While in college, Gutierrez interned at the local affiliate of the Spanish-language network Telemundo. Back then, it was housed inside KUSA’s headquarters. Though owned by Tegna, KUSA is an affiliate of NBC, and Telemundo is part of NBC’s parent company, Comcast.

As Gutierrez rose at Telemundo Denver, she also pitched stories to KUSA.

She says she often heard back: “That’s a great story idea, why don’t you pitch it to Telemundo?” Her response: KUSA also needed to serve Latino families — the ones who speak English.

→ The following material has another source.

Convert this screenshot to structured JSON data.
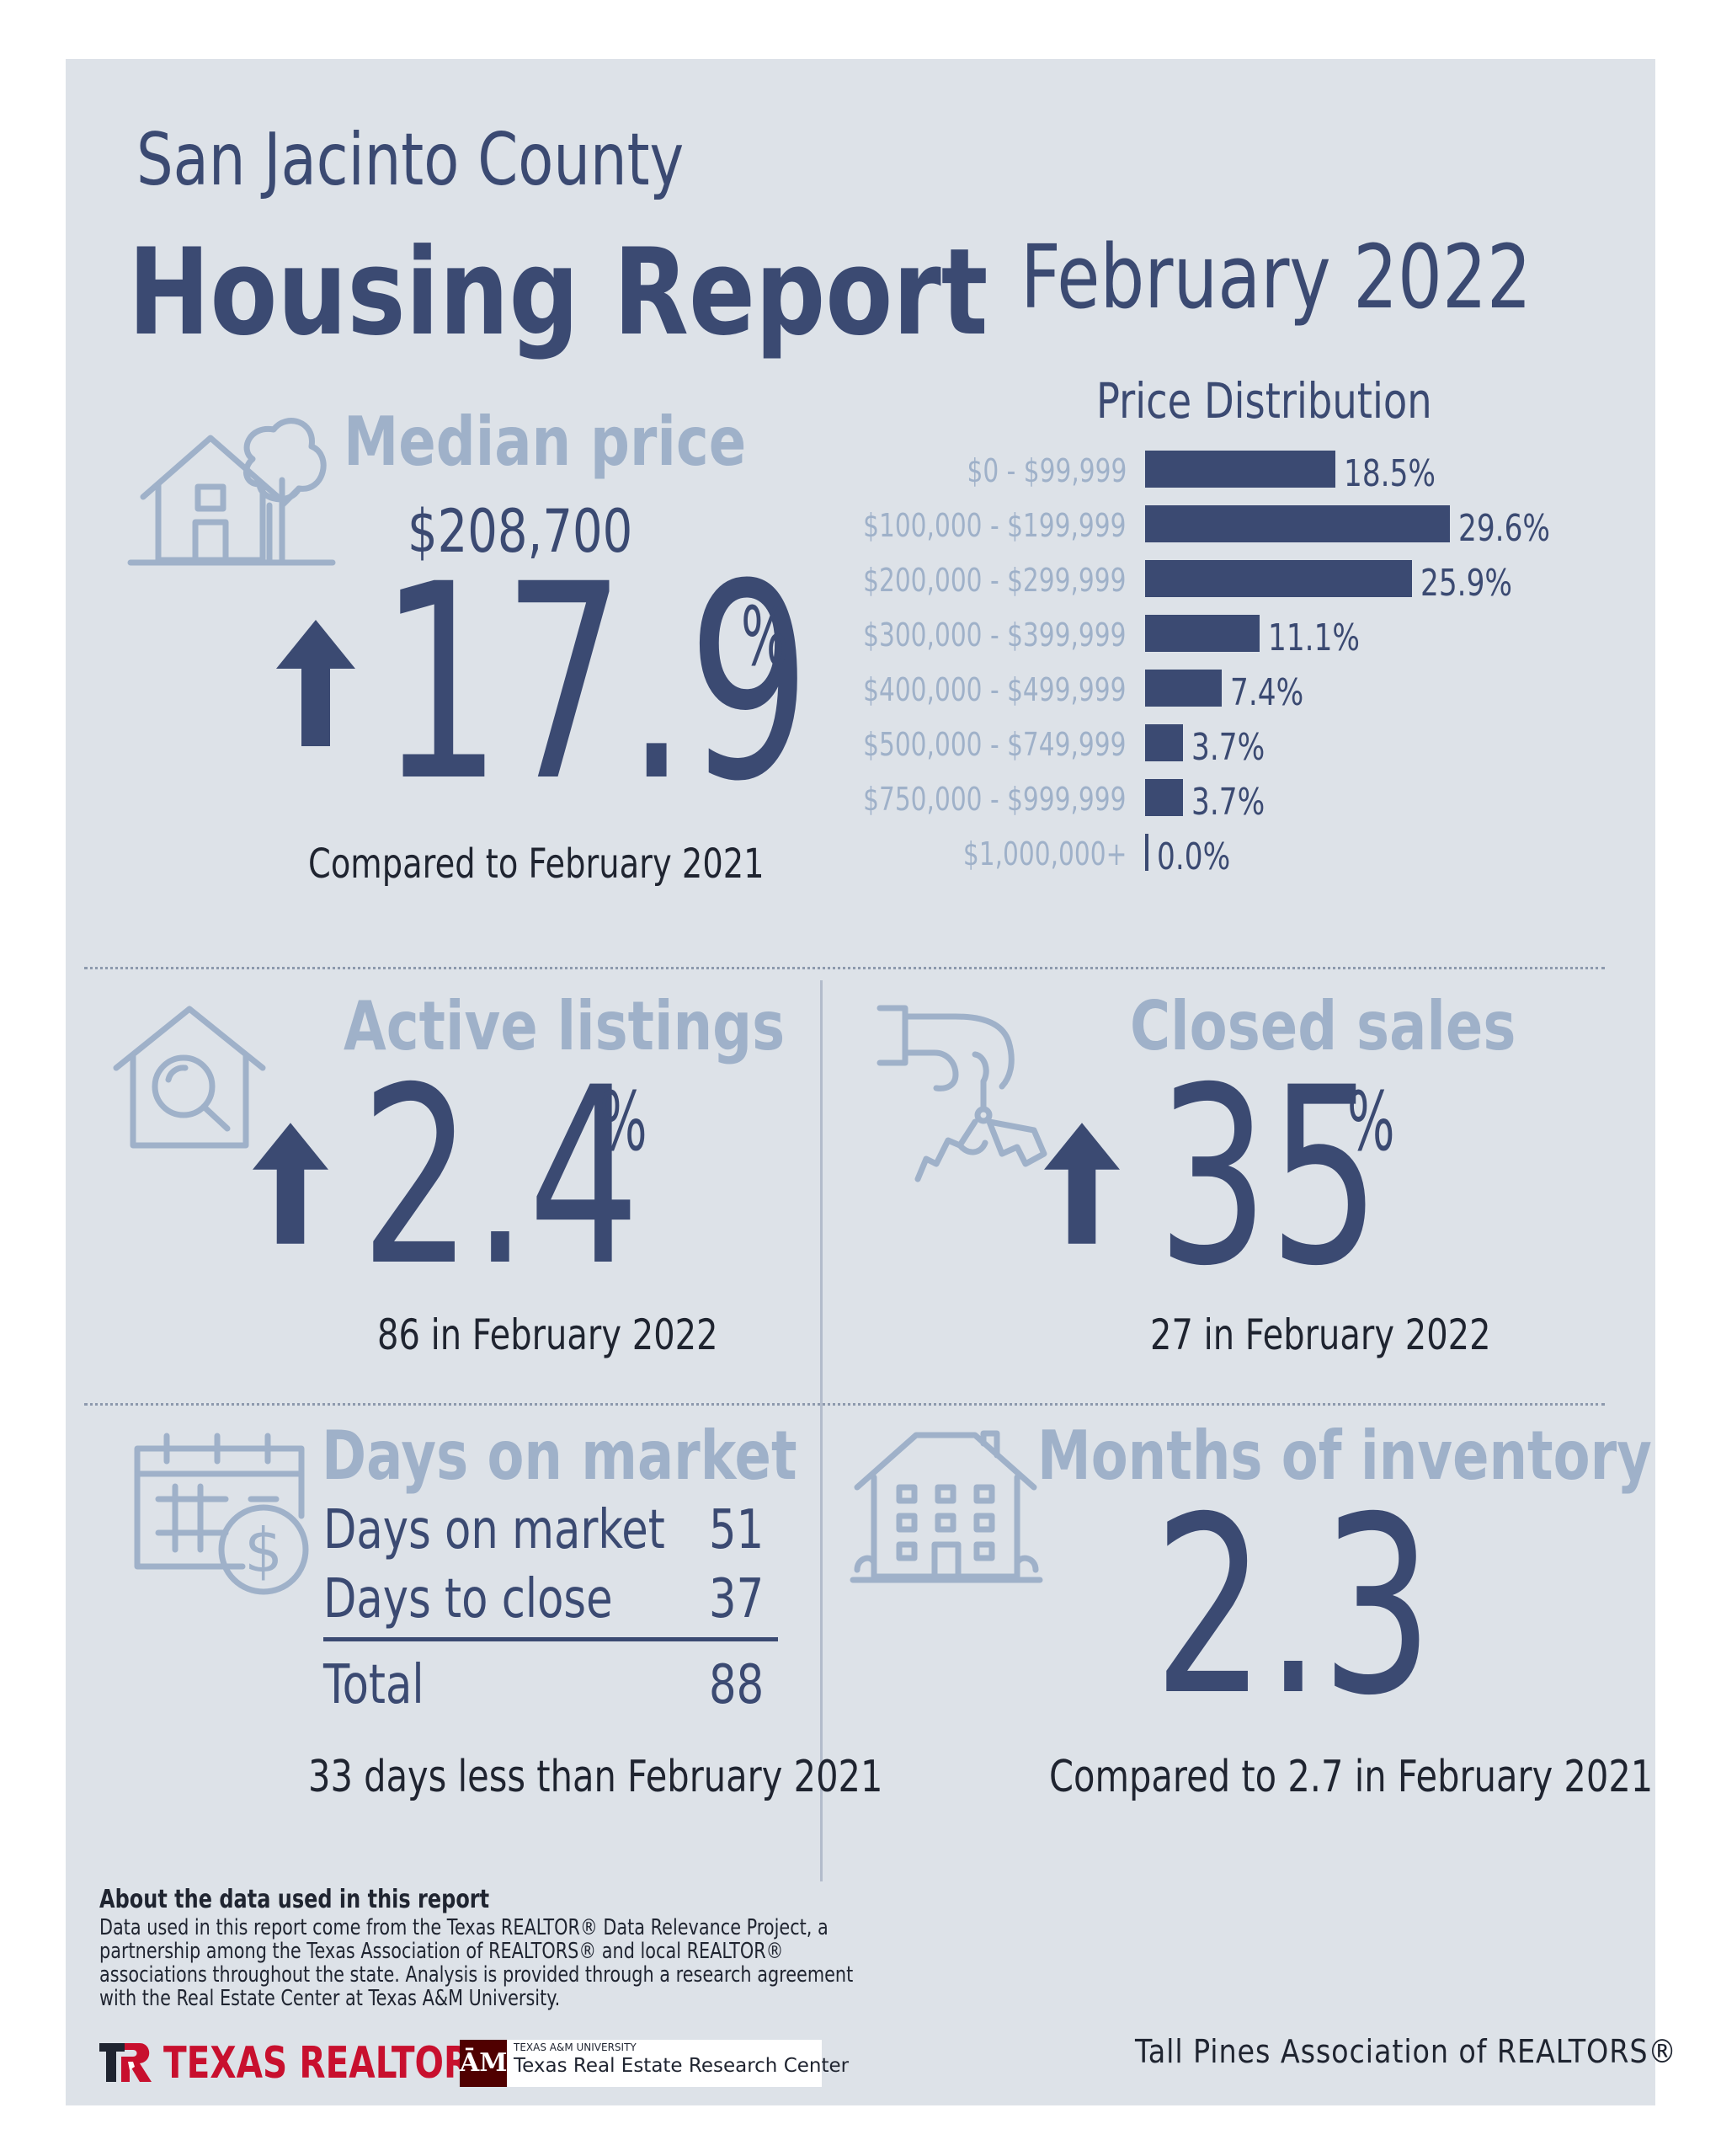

“After a while, when stories wouldn’t get picked up, I would just take it upon myself to do the interviews, write up a little [script] and give it to the anchors and say, ‘It’s done.’ To the producers, ‘It’s done. You want it or not?’ ” Gutierrez says it was easier to hand off the idea fully baked.

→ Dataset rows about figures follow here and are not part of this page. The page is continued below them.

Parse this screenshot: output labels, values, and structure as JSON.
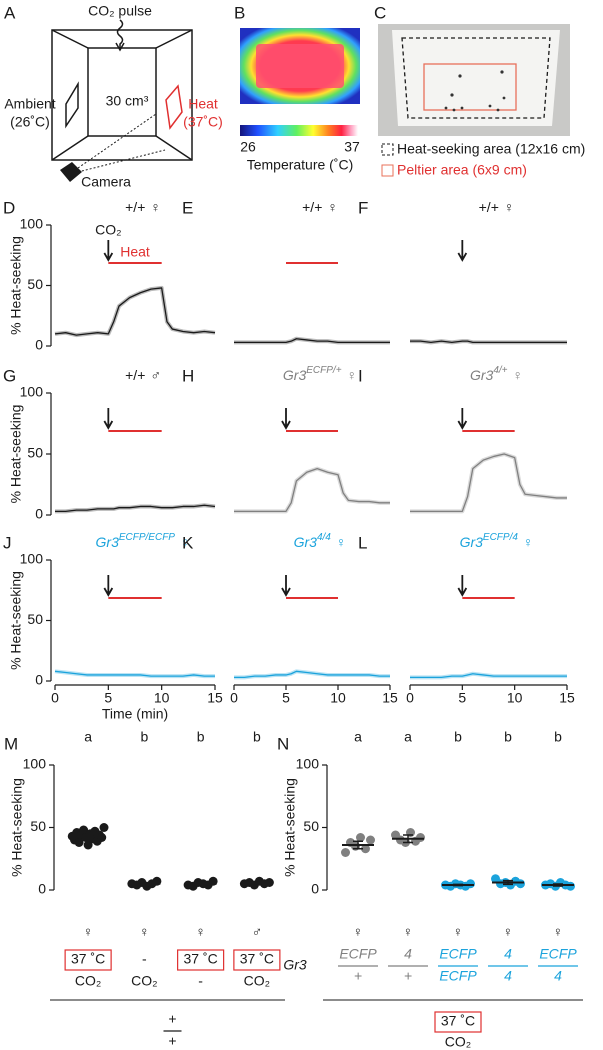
{
  "panel_a": {
    "letter": "A",
    "co2_pulse": "CO₂ pulse",
    "volume": "30 cm³",
    "ambient": "Ambient",
    "ambient_temp": "(26˚C)",
    "heat": "Heat",
    "heat_temp": "(37˚C)",
    "camera": "Camera"
  },
  "panel_b": {
    "letter": "B",
    "colorbar_ticks": [
      26,
      37
    ],
    "colorbar_label": "Temperature (˚C)"
  },
  "panel_c": {
    "letter": "C",
    "legend": [
      "Heat-seeking area (12x16 cm)",
      "Peltier area (6x9 cm)"
    ]
  },
  "chart_data": [
    {
      "type": "line",
      "letter": "D",
      "genotype": "+/+",
      "sex": "♀",
      "co2_label": "CO₂",
      "heat_label": "Heat",
      "co2_time": 5,
      "heat_period": [
        5,
        10
      ],
      "x": [
        0,
        1,
        2,
        3,
        4,
        5,
        5.5,
        6,
        7,
        8,
        9,
        10,
        10.5,
        11,
        12,
        13,
        14,
        15
      ],
      "series": [
        {
          "color": "#1a1a1a",
          "values": [
            10,
            11,
            9,
            10,
            11,
            10,
            20,
            33,
            40,
            44,
            47,
            48,
            20,
            14,
            12,
            11,
            12,
            11
          ]
        }
      ],
      "xlim": [
        0,
        15
      ],
      "ylim": [
        0,
        100
      ],
      "yticks": [
        0,
        50,
        100
      ],
      "ylabel": "% Heat-seeking"
    },
    {
      "type": "line",
      "letter": "E",
      "genotype": "+/+",
      "sex": "♀",
      "heat_period": [
        5,
        10
      ],
      "x": [
        0,
        1,
        2,
        3,
        4,
        5,
        5.5,
        6,
        7,
        8,
        9,
        10,
        10.5,
        11,
        12,
        13,
        14,
        15
      ],
      "series": [
        {
          "color": "#1a1a1a",
          "values": [
            3,
            3,
            3,
            3,
            3,
            3,
            4,
            6,
            5,
            4,
            4,
            3,
            3,
            3,
            3,
            3,
            3,
            3
          ]
        }
      ],
      "xlim": [
        0,
        15
      ],
      "ylim": [
        0,
        100
      ]
    },
    {
      "type": "line",
      "letter": "F",
      "genotype": "+/+",
      "sex": "♀",
      "co2_time": 5,
      "x": [
        0,
        1,
        2,
        3,
        4,
        5,
        5.5,
        6,
        7,
        8,
        9,
        10,
        10.5,
        11,
        12,
        13,
        14,
        15
      ],
      "series": [
        {
          "color": "#1a1a1a",
          "values": [
            4,
            4,
            3,
            4,
            3,
            4,
            4,
            3,
            3,
            3,
            3,
            3,
            3,
            3,
            3,
            3,
            3,
            3
          ]
        }
      ],
      "xlim": [
        0,
        15
      ],
      "ylim": [
        0,
        100
      ]
    },
    {
      "type": "line",
      "letter": "G",
      "genotype": "+/+",
      "sex": "♂",
      "co2_time": 5,
      "heat_period": [
        5,
        10
      ],
      "x": [
        0,
        1,
        2,
        3,
        4,
        5,
        5.5,
        6,
        7,
        8,
        9,
        10,
        10.5,
        11,
        12,
        13,
        14,
        15
      ],
      "series": [
        {
          "color": "#1a1a1a",
          "values": [
            3,
            3,
            4,
            4,
            5,
            5,
            5,
            6,
            6,
            7,
            7,
            6,
            6,
            6,
            7,
            7,
            8,
            7
          ]
        }
      ],
      "xlim": [
        0,
        15
      ],
      "ylim": [
        0,
        100
      ],
      "yticks": [
        0,
        50,
        100
      ],
      "ylabel": "% Heat-seeking"
    },
    {
      "type": "line",
      "letter": "H",
      "genotype": "Gr3",
      "allele": "ECFP/+",
      "sex": "♀",
      "co2_time": 5,
      "heat_period": [
        5,
        10
      ],
      "x": [
        0,
        1,
        2,
        3,
        4,
        5,
        5.5,
        6,
        7,
        8,
        9,
        10,
        10.5,
        11,
        12,
        13,
        14,
        15
      ],
      "series": [
        {
          "color": "#808080",
          "values": [
            3,
            3,
            3,
            3,
            3,
            3,
            10,
            28,
            35,
            38,
            35,
            33,
            18,
            12,
            11,
            11,
            10,
            10
          ]
        }
      ],
      "xlim": [
        0,
        15
      ],
      "ylim": [
        0,
        100
      ]
    },
    {
      "type": "line",
      "letter": "I",
      "genotype": "Gr3",
      "allele": "4/+",
      "sex": "♀",
      "co2_time": 5,
      "heat_period": [
        5,
        10
      ],
      "x": [
        0,
        1,
        2,
        3,
        4,
        5,
        5.5,
        6,
        7,
        8,
        9,
        10,
        10.5,
        11,
        12,
        13,
        14,
        15
      ],
      "series": [
        {
          "color": "#808080",
          "values": [
            3,
            3,
            3,
            3,
            3,
            3,
            15,
            38,
            45,
            48,
            50,
            47,
            25,
            17,
            16,
            15,
            14,
            14
          ]
        }
      ],
      "xlim": [
        0,
        15
      ],
      "ylim": [
        0,
        100
      ]
    },
    {
      "type": "line",
      "letter": "J",
      "genotype": "Gr3",
      "allele": "ECFP/ECFP",
      "sex": "♀",
      "co2_time": 5,
      "heat_period": [
        5,
        10
      ],
      "x": [
        0,
        1,
        2,
        3,
        4,
        5,
        5.5,
        6,
        7,
        8,
        9,
        10,
        10.5,
        11,
        12,
        13,
        14,
        15
      ],
      "series": [
        {
          "color": "#1ba3dc",
          "values": [
            8,
            7,
            6,
            5,
            5,
            5,
            5,
            5,
            5,
            5,
            4,
            4,
            4,
            4,
            4,
            5,
            4,
            4
          ]
        }
      ],
      "xlim": [
        0,
        15
      ],
      "ylim": [
        0,
        100
      ],
      "yticks": [
        0,
        50,
        100
      ],
      "ylabel": "% Heat-seeking",
      "xticks": [
        0,
        5,
        10,
        15
      ],
      "xlabel": "Time (min)"
    },
    {
      "type": "line",
      "letter": "K",
      "genotype": "Gr3",
      "allele": "4/4",
      "sex": "♀",
      "co2_time": 5,
      "heat_period": [
        5,
        10
      ],
      "x": [
        0,
        1,
        2,
        3,
        4,
        5,
        5.5,
        6,
        7,
        8,
        9,
        10,
        10.5,
        11,
        12,
        13,
        14,
        15
      ],
      "series": [
        {
          "color": "#1ba3dc",
          "values": [
            3,
            3,
            4,
            4,
            5,
            5,
            6,
            8,
            7,
            6,
            5,
            5,
            5,
            5,
            5,
            5,
            4,
            4
          ]
        }
      ],
      "xlim": [
        0,
        15
      ],
      "ylim": [
        0,
        100
      ],
      "xticks": [
        0,
        5,
        10,
        15
      ]
    },
    {
      "type": "line",
      "letter": "L",
      "genotype": "Gr3",
      "allele": "ECFP/4",
      "sex": "♀",
      "co2_time": 5,
      "heat_period": [
        5,
        10
      ],
      "x": [
        0,
        1,
        2,
        3,
        4,
        5,
        5.5,
        6,
        7,
        8,
        9,
        10,
        10.5,
        11,
        12,
        13,
        14,
        15
      ],
      "series": [
        {
          "color": "#1ba3dc",
          "values": [
            3,
            3,
            3,
            3,
            4,
            4,
            5,
            6,
            5,
            4,
            4,
            4,
            4,
            4,
            4,
            4,
            4,
            4
          ]
        }
      ],
      "xlim": [
        0,
        15
      ],
      "ylim": [
        0,
        100
      ],
      "xticks": [
        0,
        5,
        10,
        15
      ]
    },
    {
      "type": "dot",
      "letter": "M",
      "ylabel": "% Heat-seeking",
      "ylim": [
        0,
        100
      ],
      "yticks": [
        0,
        50,
        100
      ],
      "color": "#1a1a1a",
      "letters": [
        "a",
        "b",
        "b",
        "b"
      ],
      "means": [
        43,
        5,
        5,
        6
      ],
      "sems": [
        1.2,
        0.6,
        0.6,
        0.6
      ],
      "points": [
        [
          43,
          40,
          46,
          38,
          44,
          48,
          42,
          36,
          45,
          41,
          47,
          39,
          44,
          42,
          50
        ],
        [
          5,
          4,
          6,
          3,
          5,
          7
        ],
        [
          4,
          3,
          6,
          5,
          4,
          7
        ],
        [
          5,
          6,
          4,
          7,
          5,
          6
        ]
      ],
      "sexes": [
        "♀",
        "♀",
        "♀",
        "♂"
      ],
      "heat": [
        "37 ˚C",
        "-",
        "37 ˚C",
        "37 ˚C"
      ],
      "heat_boxed": [
        true,
        false,
        true,
        true
      ],
      "co2": [
        "CO₂",
        "CO₂",
        "-",
        "CO₂"
      ],
      "genotype_num": "+",
      "genotype_den": "+"
    },
    {
      "type": "dot",
      "letter": "N",
      "ylabel": "% Heat-seeking",
      "ylim": [
        0,
        100
      ],
      "yticks": [
        0,
        50,
        100
      ],
      "colors": [
        "#808080",
        "#808080",
        "#1ba3dc",
        "#1ba3dc",
        "#1ba3dc"
      ],
      "letters": [
        "a",
        "a",
        "b",
        "b",
        "b"
      ],
      "means": [
        36,
        41,
        4,
        6,
        4
      ],
      "sems": [
        3,
        3,
        0.5,
        1.5,
        0.8
      ],
      "points": [
        [
          30,
          38,
          35,
          42,
          33,
          40
        ],
        [
          44,
          40,
          38,
          46,
          39,
          42
        ],
        [
          4,
          3,
          5,
          4,
          3,
          5
        ],
        [
          9,
          5,
          6,
          4,
          7,
          5
        ],
        [
          4,
          5,
          3,
          6,
          4,
          3
        ]
      ],
      "sexes": [
        "♀",
        "♀",
        "♀",
        "♀",
        "♀"
      ],
      "gene": "Gr3",
      "numerators": [
        "ECFP",
        "4",
        "ECFP",
        "4",
        "ECFP"
      ],
      "denominators": [
        "+",
        "+",
        "ECFP",
        "4",
        "4"
      ],
      "heat_shared": "37 ˚C",
      "co2_shared": "CO₂"
    }
  ]
}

After a stint at a station in Columbia, S.C., Gutierrez returned to KUSA as a reporter. She says KUSA leaders told her that she could be a defining person for the station, someone who would thrive there. By her telling, Gutierrez ignored the little slights that accreted.

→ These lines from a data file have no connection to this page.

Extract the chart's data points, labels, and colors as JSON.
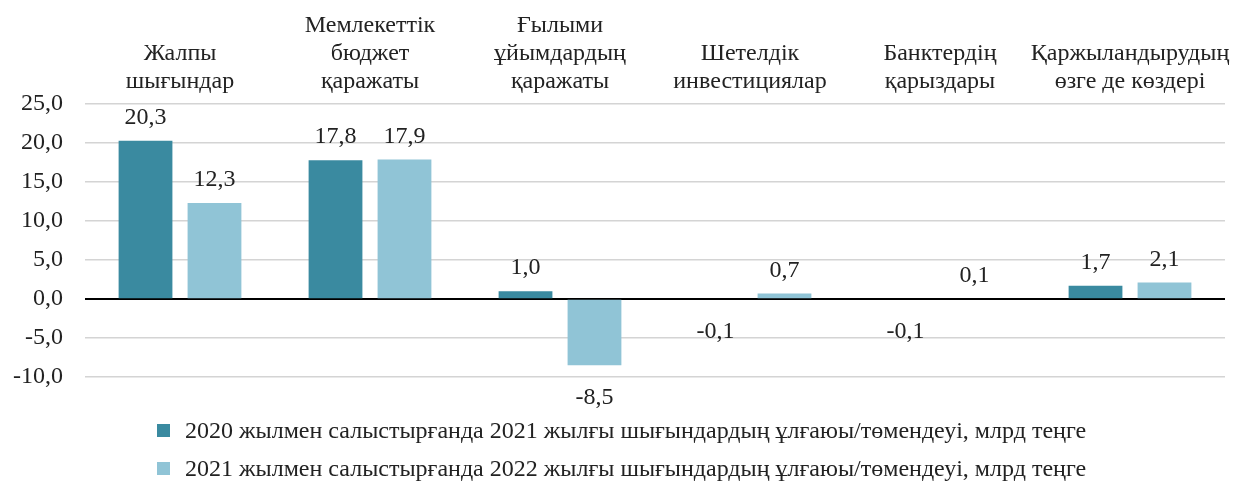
{
  "chart_data": {
    "type": "bar",
    "categories": [
      "Жалпы шығындар",
      "Мемлекеттік бюджет қаражаты",
      "Ғылыми ұйымдардың қаражаты",
      "Шетелдік инвестициялар",
      "Банктердің қарыздары",
      "Қаржыландырудың өзге де көздері"
    ],
    "series": [
      {
        "name": "2020 жылмен салыстырғанда 2021 жылғы шығындардың ұлғаюы/төмендеуі, млрд теңге",
        "color": "#3a8aa0",
        "values": [
          20.3,
          17.8,
          1.0,
          -0.1,
          -0.1,
          1.7
        ],
        "value_labels": [
          "20,3",
          "17,8",
          "1,0",
          "-0,1",
          "-0,1",
          "1,7"
        ]
      },
      {
        "name": "2021 жылмен салыстырғанда 2022 жылғы шығындардың ұлғаюы/төмендеуі, млрд теңге",
        "color": "#90c4d6",
        "values": [
          12.3,
          17.9,
          -8.5,
          0.7,
          0.1,
          2.1
        ],
        "value_labels": [
          "12,3",
          "17,9",
          "-8,5",
          "0,7",
          "0,1",
          "2,1"
        ]
      }
    ],
    "ylim": [
      -10,
      25
    ],
    "yticks": [
      {
        "value": -10,
        "label": "-10,0"
      },
      {
        "value": -5,
        "label": "-5,0"
      },
      {
        "value": 0,
        "label": "0,0"
      },
      {
        "value": 5,
        "label": "5,0"
      },
      {
        "value": 10,
        "label": "10,0"
      },
      {
        "value": 15,
        "label": "15,0"
      },
      {
        "value": 20,
        "label": "20,0"
      },
      {
        "value": 25,
        "label": "25,0"
      }
    ],
    "grid": "y",
    "legend": "bottom"
  }
}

Then, Gutierrez says, she was told she had to disclose that she had been a DREAMer, protected from deportation through the Obama-era policy called Deferred Action for Childhood Arrivals, or DACA, before she became a legal permanent resident through marriage. She didn’t see why viewers needed to be told that in each of her immigration reports.

Gutierrez says she received no response when she asked for concrete examples of how her status had compromised her reporting. And when she refused to go along, Gutierrez says, she was told she would have to pass her story ideas and sources on immigration to other reporters.

“It’s not like there was something wrong with me or my reporting,” says Gutierrez, who left last year. “There was just something wrong with who I was — a liability to them.”

Allegations of unfulfilled promises

Aguirre, 34, a Mexican-American who grew up near Midway Airport on the South Side of Chicago, says she had been inspired to become a journalist to tell stories about Latinos that were not simply about crime and immigration.

She came to Denver after being an anchor at a smaller station in Flint, Mich. Initially, she felt like her reporting skills were rusty. But Aguirre says she believed her pursuit of community-driven news brought value.

“I can tell a story in a much different way than a female white reporter can because I lived it. I know the questions to ask,” Aguirre says.

In April 2019, Aguirre suffered a stroke that resulted in a traumatic brain injury and paralyzed her on her left side; as she built back strength and returned in the fall, the station shared the news with the public, ran stories highlighting her recovery and helped raise money for research into her affliction. Colleagues printed T-shirts. KUSA set up studio time for Aguirre to practice hosting and provided a photojournalist to carry her equipment and shoot footage on assignments.

After roughly six months, as new newsroom leaders rotated in, both arrangements waned, and then disappeared, she says. She did not return to the anchor’s chair. The support in the field ultimately vanished too, Aguirre alleges in a formal amended complaint she filed with the U.S. Equal Employment Opportunity Commission earlier this year.

Aguirre left the station in March 2020. Her attorney, Iris Halpern, says the complaint is currently in mediation.